Depressa a Irmã Isabel descobriu a sua vocação. Lendo S. Paulo
descobriu que ela devia ser o «louvor da glória de Deus». Esta ideia
e esta vocação serão o rumo e o norte de Isabel da Santíssima
Trindade: «louvor de glória» é uma alma que mora em Deus e O ama com
amor puro, amante do silêncio qual lira mantida sob o toque
misterioso do Espírito Santo, fazendo sair de si harmonias divinas.
«Louvor
de glória» é uma alma que contempla a Deus em fé simples e permanece
como um eco perene do eterno cântico celeste. O segredo da
felicidade é não se preocupar consigo mesmo, é negar-se em todo o
momento».
Seguindo o Caminho que é Cristo, a Irmã Isabel entrou no mistério de
Deus através de Maria a quem gosta de chamar a Porta do céu.
Seguindo os nossos pais e mestres, Teresa de Jesus e, sobretudo,
João da Cruz, de quem constantemente fala nos seus escritos, Isabel
mergulha no mistério das Três Pessoas Divinas, nesse Oceano sem
fundo que é a Santíssima Trindade e que ela se sente envolvida por
dentro e por fora. Tal como S. João da Cruz se sentiu fascinado pela
formosura de Deus, também Isabel da Trindade se sente atraída pela
beleza de Deus. Isabel gostava de ver o sol penetrar nos claustros e
recordar aquela comparação de Santa Teresa que dizia que a alma é
como um cristal que reflecte a Deus. A nossa irmã deixou-nos este
testemunho: «cada dia na minha vida de esposa me parece mais belo,
mais luminoso, mais envolto em paz e amor».
Mas foi
a vivência total daquela frase de S. João da Cruz: «a alma perfeita
e unida a Deus em tudo encontra alegria e motivo de deleite até
naquilo que entristece os outros, e sobretudo alegra-se na cruz» que
levou a Irmã Isabel a perder-se em Deus como uma gota de água no
Oceano, segundo a sua própria expressão. Foi o perfeito louvor da
glória de Deus, por isso, apenas com 26 anos se encontrava preparada
para voar para a paz: «tudo é calma, tudo fica tranquilo e é tão
bom, a paz do Senhor».
Nos
finais de Março de 1906, a Irmã Isabel foi colocada na enfermaria.

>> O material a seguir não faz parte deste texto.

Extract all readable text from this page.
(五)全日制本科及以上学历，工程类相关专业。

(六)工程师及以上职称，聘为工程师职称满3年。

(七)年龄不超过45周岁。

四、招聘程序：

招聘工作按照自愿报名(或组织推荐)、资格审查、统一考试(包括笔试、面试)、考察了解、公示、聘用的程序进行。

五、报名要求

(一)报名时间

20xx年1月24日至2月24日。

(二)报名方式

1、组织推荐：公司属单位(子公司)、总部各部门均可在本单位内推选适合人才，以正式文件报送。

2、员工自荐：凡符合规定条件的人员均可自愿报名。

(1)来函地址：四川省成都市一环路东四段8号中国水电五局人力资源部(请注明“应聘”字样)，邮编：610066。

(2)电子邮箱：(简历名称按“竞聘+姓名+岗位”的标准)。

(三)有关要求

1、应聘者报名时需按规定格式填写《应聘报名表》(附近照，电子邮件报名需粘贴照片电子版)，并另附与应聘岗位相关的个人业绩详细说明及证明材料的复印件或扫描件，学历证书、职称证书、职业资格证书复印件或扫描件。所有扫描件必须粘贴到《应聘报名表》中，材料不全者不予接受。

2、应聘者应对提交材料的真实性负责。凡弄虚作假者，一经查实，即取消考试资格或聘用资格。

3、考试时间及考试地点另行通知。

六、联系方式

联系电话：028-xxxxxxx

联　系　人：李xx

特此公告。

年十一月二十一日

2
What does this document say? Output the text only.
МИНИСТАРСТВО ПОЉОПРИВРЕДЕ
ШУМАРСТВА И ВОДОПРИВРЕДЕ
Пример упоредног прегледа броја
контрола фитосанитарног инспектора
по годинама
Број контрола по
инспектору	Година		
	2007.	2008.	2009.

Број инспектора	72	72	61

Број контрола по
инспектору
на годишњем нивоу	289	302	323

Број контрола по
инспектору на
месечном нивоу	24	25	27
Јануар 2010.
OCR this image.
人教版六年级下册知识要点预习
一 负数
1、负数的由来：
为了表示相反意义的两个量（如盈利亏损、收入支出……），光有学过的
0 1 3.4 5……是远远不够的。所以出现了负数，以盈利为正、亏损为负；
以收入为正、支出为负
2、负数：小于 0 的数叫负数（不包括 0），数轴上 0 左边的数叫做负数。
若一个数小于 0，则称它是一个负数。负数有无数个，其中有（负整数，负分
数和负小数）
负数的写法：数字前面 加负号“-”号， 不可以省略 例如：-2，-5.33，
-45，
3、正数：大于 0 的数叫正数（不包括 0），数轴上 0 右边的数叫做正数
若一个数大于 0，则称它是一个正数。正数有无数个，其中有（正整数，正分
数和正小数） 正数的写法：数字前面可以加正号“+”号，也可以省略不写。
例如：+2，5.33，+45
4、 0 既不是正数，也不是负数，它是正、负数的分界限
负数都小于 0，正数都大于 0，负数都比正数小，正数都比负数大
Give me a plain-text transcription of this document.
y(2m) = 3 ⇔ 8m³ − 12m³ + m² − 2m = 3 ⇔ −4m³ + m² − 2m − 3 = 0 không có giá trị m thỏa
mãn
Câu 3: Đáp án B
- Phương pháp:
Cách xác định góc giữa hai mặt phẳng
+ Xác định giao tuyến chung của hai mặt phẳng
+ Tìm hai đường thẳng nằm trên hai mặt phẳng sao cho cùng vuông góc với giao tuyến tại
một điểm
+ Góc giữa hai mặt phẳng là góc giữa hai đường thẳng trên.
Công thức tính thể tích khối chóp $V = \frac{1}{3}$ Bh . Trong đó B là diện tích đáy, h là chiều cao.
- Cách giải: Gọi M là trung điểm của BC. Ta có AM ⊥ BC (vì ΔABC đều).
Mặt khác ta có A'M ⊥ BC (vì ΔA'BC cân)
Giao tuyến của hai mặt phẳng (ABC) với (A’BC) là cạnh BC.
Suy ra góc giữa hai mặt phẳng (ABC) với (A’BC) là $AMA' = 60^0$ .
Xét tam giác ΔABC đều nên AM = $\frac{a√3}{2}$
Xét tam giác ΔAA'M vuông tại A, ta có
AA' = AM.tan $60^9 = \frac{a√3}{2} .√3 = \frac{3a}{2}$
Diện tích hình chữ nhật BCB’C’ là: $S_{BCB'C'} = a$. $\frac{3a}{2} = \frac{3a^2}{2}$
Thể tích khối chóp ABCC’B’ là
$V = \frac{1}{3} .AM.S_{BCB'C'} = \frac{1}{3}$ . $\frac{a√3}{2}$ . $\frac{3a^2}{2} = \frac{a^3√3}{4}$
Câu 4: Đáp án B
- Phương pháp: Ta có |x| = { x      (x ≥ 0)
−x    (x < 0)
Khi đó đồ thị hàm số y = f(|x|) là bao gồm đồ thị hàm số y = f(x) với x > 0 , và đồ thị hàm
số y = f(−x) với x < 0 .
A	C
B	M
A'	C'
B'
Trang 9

Sentia-se feliz por morrer carmelita e escreve esta frase que é uma
cópia do verso de S. João da Cruz: «sem outro ofício senão o de
amar, estou na enfermaria». As Irmãs rezavam pela sua cura e Isabel
juntou o seu pedido às orações da comunidade, mas sentiu que Jesus
lhe dizia que os ofícios da terra já não eram para ela. No dia 1 de
Novembro comungou pela última vez e dois dias antes da sua morte
disse ao seu médico: «é provável que dentro de dois dias esteja no
seio da Santíssima Trindade. É a Virgem Maria, aquele ser tão
luminoso, tão puro, com a pureza do mesmo Deus, quem me levará pela
mão e me introduzirá no céu tão deslumbrante». Pouco antes da sua
morte, Isabel disse às suas Irmãs esta frase tão bela e que ficou
célebre: «Tudo passa! No entardecer da vida só o amor permanece».
Frase que se parece com aquela outra de S. João da Cruz, também
muito bela e conhecida: «à tarde serás examinado no amor». A sua
última noite foi terrivelmente penosa, pois às suas horríveis dores
juntou-se-lhe também a falta de ar, mas ao amanhecer Isabel
sossegou, e inclinando a cabeça abriu os olhos, e exclamou: «vou
para a Luz, para o Amor, para a Vida», e adormeceu para sempre.